“The time for action is NOW!” he cried, and the people cheered. Someone called out to their leader from the crowd, “Sir, shall we convene in the public square in thirty minutes or so?!”
“Nay. Let us rest tonight and meet there tomorrow morning at 10 a.m.”
The way in which we perceive the passage of time permits us to feel that there is a well-defined moment, which we call ‘now’, that belongs neither to the past nor the future, yet depending on the context in which the word is used, part of the period we call ‘now’ can be seen to clearly belong to the period we call ‘the past,’ which is well defined; all completed events exist in the past, and to a period we call ‘the future,’ which we can only speculate about. If an event is what we are focusing on, information about when it takes place is secondary. If you mention an event in passing, and I ask the question, When will the event take place? you can respond in one of three ways, “Actually, it already happened,” “Actually, it’s happening now,” or “It will happen tomorrow” (or, any other time in the future). If we are focusing on time periods, then information about events taking place within those periods becomes secondary. I might ask you, “What did you do last night?” To this you might respond, “I sat on my front porch and drank wine.” If I call you on the phone and ask, What are you doing now?” you could say, “I’m sitting on my front porch and drinking wine.” Or, if I ask you, “What are you going to do tonight?” for the same activity you would say, “I’m going to sit on my front porch and drink wine.” In the second case, sitting on the front porch and drinking wine is only one of the things you are doing ‘now’; you are also talking to me, breathing, looking at your surroundings (if your eyes are open), as well as several other possible activities.

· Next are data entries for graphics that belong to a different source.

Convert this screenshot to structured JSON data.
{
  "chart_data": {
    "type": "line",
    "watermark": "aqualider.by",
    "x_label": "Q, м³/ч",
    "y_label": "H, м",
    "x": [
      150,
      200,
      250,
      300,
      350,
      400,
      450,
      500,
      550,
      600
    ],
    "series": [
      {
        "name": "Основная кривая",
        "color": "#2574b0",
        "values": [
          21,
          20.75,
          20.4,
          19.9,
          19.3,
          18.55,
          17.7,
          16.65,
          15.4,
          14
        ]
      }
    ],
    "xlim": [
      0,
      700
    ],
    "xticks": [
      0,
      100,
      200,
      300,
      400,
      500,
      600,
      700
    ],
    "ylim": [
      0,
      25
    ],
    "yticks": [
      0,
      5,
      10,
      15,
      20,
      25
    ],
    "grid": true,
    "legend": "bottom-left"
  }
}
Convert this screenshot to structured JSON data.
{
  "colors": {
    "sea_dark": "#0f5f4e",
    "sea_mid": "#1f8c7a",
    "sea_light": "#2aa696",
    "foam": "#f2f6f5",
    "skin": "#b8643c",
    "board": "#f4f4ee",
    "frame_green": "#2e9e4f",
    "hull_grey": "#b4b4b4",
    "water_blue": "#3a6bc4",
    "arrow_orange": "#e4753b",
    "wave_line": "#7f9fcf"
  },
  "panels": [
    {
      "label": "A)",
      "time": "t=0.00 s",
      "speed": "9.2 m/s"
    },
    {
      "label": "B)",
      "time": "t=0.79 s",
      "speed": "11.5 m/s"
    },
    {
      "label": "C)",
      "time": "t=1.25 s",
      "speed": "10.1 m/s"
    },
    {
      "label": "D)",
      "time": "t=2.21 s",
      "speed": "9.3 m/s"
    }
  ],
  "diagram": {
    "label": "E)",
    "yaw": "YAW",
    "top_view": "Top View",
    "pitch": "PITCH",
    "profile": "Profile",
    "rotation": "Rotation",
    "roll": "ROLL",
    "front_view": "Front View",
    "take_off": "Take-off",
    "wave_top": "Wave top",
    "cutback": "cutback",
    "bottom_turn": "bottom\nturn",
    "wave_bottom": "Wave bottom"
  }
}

Of course, when I asked you the question, What are you doing now? I only wanted to know which activity, out of all of the ones you were engaged in, was of primary interest to you at that moment.
‘Now’ exists for us as a somewhat well-defined period only in reference to events which have begun but are not yet completed. Events themselves are arbitrarily defined by us, and this compounds our confusion about the time we call ‘now.’ Without referencing any events, is there a way of identifying ‘now’? Of course there isn’t; there isn’t any such thing as ‘frozen’ time in our experience, so we shouldn’t think there exist fixed points on our usual notion of a timeline. Sure, there are approachable ‘limits’ that represent to us ‘snapshots’ in time, but if we mentally place our concept of a timeline (one-dimensional and continuous, starting from zero) directly above the positive-real number line, we are forced to admit that if we allow for stoppages along our timeline path of traversal, then the positive-real number line and the timeline become indistinguishable. Once we start traversing the timeline, we have to establish the rule that there can be no stoppages along the way until our trip is over. And if we were to add another timeline above the one we were traversing and allowed no stoppages on it ever, we would see that even when we ended our experiment on the first timeline (end of the trip), the traversal of the timeline above it would continue. So, if you tried to mark the moment ‘now’ by stopping the trip along the first timeline, you would be speaking falsely if you were to say, the time now is XX:XX because the second timeline (above the first), in which stoppages are not possible, is the truest representation of the 'reality' of time as we know it.